INFormasinasional.com, KOTA SOLOK – Dibalik slogan religius dan jargon moral pendidikan, aroma busuk pungutan liar menyeruak dari balik pagar hijau MTsN 1 Kota Solok. “Tabungan Akhirat” atau Tabarat yang semula dikampanyekan sebagai amal sukarela, kini menjelma menjadi simbol ironi, amal yang memeras, kebaikan yang mencederai.
Modusnya halus, bahkan nyaris suci. Setiap Jumat, lebih dari 900 siswa menyetor uang dengan dalih “menabung untuk akhirat”. Besarannya memang bervariasi, namun tekanan sosial dibaliknya menyesakkan. Tak menyumbang berarti siap menanggung cibiran, bahkan perundungan.
“Anak saya pernah menangis karena dibuli teman-temannya, hanya karena tak setor Tabarat,” tutur Mawar (nama samaran), seorang ibu buruh tani yang hidup pas-pasan, dengan mata berkaca-kaca, Rabu (5/11/2025) “Saya rela memulung, jadi tukang, apa saja, asal anak saya tidak dipermalukan lagi disekolah agama itu.”
Kisah Mawar bukan satu-satunya. Banyak orang tua di Kota Solok mengeluh, tapi tak berani bersuara. Tabarat seolah jadi ritual wajib disekolah negeri dibawah Kementerian Agama yang seharusnya menanamkan nilai kejujuran.
Namun, keheningan panjang itu mulai pecah.
Dibawah komando AKBP Mas’ud Ahmad, S.IK, M.Si, Tim Tipikor Polres Solok Kota bergerak cepat menelisik dugaan pungli berkedok amal tersebut. Kasat Reskrim IPTU Oon Kurnia Ilahi, S.H membenarkan penyelidikan sudah berlangsung lebih dari sebulan. “Sejumlah saksi telah diperiksa. Tidak menutup kemungkinan beberapa siswa juga akan kami mintai keterangan,” ujarnya.
Langkah cepat Polres Solok Kota ini menuai apresiasi publik. Sebab, dugaan pungli Tabarat telah lama menjadi gunjingan warga dan laporan investigatif INFormasinasional.com sejak Agustus lalu membuatnya meledak keruang publik.
Dibalik slogan “amal untuk surga”, terkuak dugaan bahwa sebagian dana Tabarat digunakan membayar utang koperasi sekolah sebesar Rp50 juta. Dana itu dipinjam atas nama bendahara Tabarat, ZLM, kepada Koperasi KPRI Kemenag Kota Solok pada akhir 2023. Hingga Agustus 2025, cicilan ke-20 sebesar Rp2,08 juta telah dibayar.
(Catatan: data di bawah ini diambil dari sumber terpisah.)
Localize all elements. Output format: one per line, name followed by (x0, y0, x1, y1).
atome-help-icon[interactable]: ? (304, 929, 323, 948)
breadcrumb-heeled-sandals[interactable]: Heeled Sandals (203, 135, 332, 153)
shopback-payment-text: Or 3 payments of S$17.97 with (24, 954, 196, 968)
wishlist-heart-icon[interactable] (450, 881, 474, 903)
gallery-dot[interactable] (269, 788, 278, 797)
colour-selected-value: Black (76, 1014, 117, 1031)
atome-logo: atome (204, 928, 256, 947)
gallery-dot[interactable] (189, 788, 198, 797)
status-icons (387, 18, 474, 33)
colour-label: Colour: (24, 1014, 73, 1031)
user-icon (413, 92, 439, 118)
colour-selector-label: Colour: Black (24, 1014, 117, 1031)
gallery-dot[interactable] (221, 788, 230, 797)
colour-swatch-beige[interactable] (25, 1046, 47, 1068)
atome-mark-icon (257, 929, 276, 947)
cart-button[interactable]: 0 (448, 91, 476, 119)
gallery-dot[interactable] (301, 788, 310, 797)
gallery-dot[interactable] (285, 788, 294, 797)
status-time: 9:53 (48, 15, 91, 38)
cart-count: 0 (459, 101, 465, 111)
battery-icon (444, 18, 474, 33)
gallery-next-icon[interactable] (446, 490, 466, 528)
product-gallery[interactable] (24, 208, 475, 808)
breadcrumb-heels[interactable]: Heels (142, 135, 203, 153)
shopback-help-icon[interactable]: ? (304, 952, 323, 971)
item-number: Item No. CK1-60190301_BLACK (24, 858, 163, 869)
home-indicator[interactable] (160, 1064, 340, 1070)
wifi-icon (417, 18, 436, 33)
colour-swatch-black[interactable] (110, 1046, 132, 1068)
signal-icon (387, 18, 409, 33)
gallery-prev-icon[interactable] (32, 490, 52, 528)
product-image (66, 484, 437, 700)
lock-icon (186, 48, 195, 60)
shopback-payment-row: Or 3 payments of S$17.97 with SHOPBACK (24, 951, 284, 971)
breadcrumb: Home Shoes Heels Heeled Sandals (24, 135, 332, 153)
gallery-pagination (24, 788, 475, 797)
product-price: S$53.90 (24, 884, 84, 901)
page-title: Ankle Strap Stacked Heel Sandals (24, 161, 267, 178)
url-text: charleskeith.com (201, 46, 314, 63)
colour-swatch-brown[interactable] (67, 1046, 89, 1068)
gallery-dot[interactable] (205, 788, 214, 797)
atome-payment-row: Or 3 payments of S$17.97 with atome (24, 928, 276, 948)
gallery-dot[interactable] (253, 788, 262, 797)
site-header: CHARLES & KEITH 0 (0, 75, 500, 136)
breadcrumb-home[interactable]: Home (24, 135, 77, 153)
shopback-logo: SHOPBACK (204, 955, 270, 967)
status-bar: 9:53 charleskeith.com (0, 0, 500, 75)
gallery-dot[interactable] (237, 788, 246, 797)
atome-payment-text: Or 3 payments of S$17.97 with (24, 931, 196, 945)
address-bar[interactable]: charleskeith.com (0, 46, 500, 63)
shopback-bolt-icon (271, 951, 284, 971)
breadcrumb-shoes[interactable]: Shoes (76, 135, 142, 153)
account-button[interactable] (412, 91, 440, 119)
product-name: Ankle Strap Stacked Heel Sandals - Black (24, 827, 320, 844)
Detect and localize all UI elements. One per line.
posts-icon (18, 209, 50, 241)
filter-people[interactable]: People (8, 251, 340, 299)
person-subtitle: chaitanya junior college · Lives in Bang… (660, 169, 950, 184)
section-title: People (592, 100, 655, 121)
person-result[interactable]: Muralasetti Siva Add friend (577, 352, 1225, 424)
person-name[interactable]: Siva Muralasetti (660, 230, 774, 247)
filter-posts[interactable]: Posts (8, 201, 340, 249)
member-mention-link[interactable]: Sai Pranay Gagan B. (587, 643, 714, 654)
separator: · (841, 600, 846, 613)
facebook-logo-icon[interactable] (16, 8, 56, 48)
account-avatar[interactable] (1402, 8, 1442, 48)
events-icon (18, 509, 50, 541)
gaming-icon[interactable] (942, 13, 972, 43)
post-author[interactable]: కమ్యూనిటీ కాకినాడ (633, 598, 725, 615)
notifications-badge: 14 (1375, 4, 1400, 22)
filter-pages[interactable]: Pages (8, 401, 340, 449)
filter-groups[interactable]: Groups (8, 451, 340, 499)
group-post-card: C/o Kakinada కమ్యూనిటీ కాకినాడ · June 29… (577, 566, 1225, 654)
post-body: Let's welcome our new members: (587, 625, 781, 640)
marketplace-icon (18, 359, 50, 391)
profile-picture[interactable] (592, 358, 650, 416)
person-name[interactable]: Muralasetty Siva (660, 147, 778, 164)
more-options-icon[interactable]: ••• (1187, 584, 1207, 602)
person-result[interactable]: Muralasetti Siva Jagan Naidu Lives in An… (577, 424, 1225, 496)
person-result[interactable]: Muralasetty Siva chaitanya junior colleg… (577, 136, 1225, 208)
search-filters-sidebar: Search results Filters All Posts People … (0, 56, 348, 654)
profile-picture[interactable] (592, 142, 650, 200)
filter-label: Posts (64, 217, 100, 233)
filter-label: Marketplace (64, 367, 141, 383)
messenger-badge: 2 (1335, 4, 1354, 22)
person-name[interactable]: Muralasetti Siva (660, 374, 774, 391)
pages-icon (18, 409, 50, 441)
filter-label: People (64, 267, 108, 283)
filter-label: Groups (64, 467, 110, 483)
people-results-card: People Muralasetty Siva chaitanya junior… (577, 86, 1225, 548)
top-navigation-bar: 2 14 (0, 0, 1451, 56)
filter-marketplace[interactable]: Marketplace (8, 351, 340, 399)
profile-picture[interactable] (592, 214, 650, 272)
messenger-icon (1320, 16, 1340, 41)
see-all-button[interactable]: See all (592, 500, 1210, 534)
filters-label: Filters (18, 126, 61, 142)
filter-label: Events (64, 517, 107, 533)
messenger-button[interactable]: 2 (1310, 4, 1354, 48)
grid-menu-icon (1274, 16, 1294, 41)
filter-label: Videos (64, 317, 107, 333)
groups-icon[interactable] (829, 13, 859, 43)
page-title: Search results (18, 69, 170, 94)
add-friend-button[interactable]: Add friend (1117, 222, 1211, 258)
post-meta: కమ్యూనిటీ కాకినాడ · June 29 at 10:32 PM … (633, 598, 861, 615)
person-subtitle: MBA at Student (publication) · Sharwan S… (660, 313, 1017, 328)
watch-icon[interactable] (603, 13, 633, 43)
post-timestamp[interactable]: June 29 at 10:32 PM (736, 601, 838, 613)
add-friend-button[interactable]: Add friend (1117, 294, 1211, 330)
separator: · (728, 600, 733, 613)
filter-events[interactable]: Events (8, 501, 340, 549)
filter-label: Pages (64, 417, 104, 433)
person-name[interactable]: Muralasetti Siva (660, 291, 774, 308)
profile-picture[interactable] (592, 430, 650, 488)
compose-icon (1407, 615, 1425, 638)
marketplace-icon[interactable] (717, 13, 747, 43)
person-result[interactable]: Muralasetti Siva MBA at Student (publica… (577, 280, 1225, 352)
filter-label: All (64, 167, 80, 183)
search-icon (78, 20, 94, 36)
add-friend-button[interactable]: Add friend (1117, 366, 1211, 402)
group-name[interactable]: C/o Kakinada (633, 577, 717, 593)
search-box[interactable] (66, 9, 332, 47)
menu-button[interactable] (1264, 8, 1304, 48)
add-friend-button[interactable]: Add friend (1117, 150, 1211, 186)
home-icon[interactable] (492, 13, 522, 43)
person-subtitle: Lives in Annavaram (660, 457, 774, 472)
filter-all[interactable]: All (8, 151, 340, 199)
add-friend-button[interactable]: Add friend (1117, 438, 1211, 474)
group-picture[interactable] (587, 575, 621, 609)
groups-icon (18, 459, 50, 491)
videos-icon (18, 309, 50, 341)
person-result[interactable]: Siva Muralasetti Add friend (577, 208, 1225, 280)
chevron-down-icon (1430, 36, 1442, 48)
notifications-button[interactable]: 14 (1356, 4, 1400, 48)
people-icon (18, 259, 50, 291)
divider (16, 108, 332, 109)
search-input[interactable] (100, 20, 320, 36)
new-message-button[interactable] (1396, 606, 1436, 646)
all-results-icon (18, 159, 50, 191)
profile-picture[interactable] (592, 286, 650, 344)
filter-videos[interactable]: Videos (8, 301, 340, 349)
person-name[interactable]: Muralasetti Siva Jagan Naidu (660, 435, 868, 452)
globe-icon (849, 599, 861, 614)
Publik pun bertanya: dari mana uang cicilan itu berasal, jika bukan dari keringat siswa miskin yang menyetor setiap Jumat?
Lebih tragis lagi, pihak sekolah kabarnya pernah tertipu oleh seseorang yang mengaku pejabat Pemko Solok. Oknum itu menawarkan hibah Rp300 juta dengan syarat menyetor Rp50 juta lebih dulu. Dana langsung ditransfer, namun hibah itu ternyata fiktif. Alih-alih melapor sebagai korban penipuan, pihak sekolah memilih diam.
Ketua LSM Forum Rembuk Anak Nagari, Akirizal Datuak Rangkayo Basa, menilai Tabarat ini berpotensi kuat masuk ranah pidana.
“Kalau tidak ada transparansi dan dasar hukum, ini bukan lagi sumbangan, tapi pungli yang disamarkan,” tegasnya.
Ia mengingatkan, Permendikbud Nomor 44 Tahun 2012 dan UU Nomor 20 Tahun 2003 tentang Sistem Pendidikan Nasional tegas melarang pungutan di sekolah, terutama pada jenjang pendidikan wajib belajar.
Namun, ketika dikonfirmasi, Kepala Sekolah MTsN 1 Kota Solok, Marta Rinalson, justru mengelak. “Saya tidak tahu pasti penggunaannya. Coba tanya kepengurus Tabarat,” ujarnya singkat.
Jawaban yang justru menambah kabut ketidakjelasan.
Kini, semua mata tertuju pada Polres Solok Kota. Publik menunggu: akankah Tabarat “tabungan menuju surga” justru menuntun sejumlah pihak kemeja hijau?
“Jangan biarkan kejahatan dibungkus kesalehan,” desak warga. “Kami menunggu ketegasan hukum, sebab keadilan tidak boleh kalah oleh dalih amal.”